Das böse Wetter von Zollern hatte eine Frau, die der Widerpart von ihm und so mild und freundlich war wie ein Maitag. Oft hat sie Leute, die ihr Eheherr durch harte Reden beleidigt hatte, durch freundliche Worte und ihre gütigen Blicke wieder mit ihm ausgesöhnt; den Armen aber tat sie Gutes, wo sie konnte, und ließ es sich nicht verdrießen, sogar im heißen Sommer oder im schrecklichsten Schneegestöber den steilen Berg herabzugehen, um arme Leute oder kranke Kinder zu besuchen. Begegnete ihr auf solchen Wegen der Graf, so sagte er mürrisch: „Weiß schon, dummes Zeug!“ und ritt weiter.

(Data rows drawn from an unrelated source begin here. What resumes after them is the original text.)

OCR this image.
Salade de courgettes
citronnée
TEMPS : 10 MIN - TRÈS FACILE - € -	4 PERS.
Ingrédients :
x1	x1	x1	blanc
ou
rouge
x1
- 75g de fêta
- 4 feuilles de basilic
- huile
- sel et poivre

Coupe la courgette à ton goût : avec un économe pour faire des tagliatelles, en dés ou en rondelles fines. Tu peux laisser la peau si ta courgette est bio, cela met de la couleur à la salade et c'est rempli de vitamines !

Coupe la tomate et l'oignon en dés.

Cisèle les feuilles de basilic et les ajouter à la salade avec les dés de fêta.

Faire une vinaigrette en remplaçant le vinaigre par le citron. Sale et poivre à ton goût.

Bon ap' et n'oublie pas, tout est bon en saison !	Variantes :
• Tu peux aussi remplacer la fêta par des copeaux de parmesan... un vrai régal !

Manch andere Frau hätte dieses mürrische Wesen abgeschreckt oder eingeschüchtert; die eine hätte gedacht, was gehen mich die armen Leute an, wenn mein Herr sie für dummes Zeug hält; die andere hätte vielleicht aus Stolz oder Unmut die Liebe gegen einen so mürrischen Gatten erkalten lassen; doch nicht so Frau Hedwig von Zollern. Die liebte ihn nach wie vor, suchte mit ihrer schönen weißen Hand die Falten von seiner braunen Stirn zu streichen und liebte und ehrte ihn. Als aber nach Jahr und Tag der Himmel ein junges Gräflein zum Angebinde bescherte, liebte sie ihren Gatten nicht minder, indem sie ihrem Söhnchen dennoch alle Pflichten einer zärtlichen Mutter erzeigte. Drei Jahre lang vergingen, und der Graf von Zollern sah seinen Sohn nur alle Sonntage nach Tische, wo er ihm von der Amme dargereicht wurde. Er blickte ihn dann unverwandt an, brummte etwas in den Bart und gab ihm der Amme zurück. Als jedoch der Kleine „Vater“ sagen konnte, schenkte der Graf der Amme einen Gulden - dem Kind machte er kein fröhlicheres Gesicht.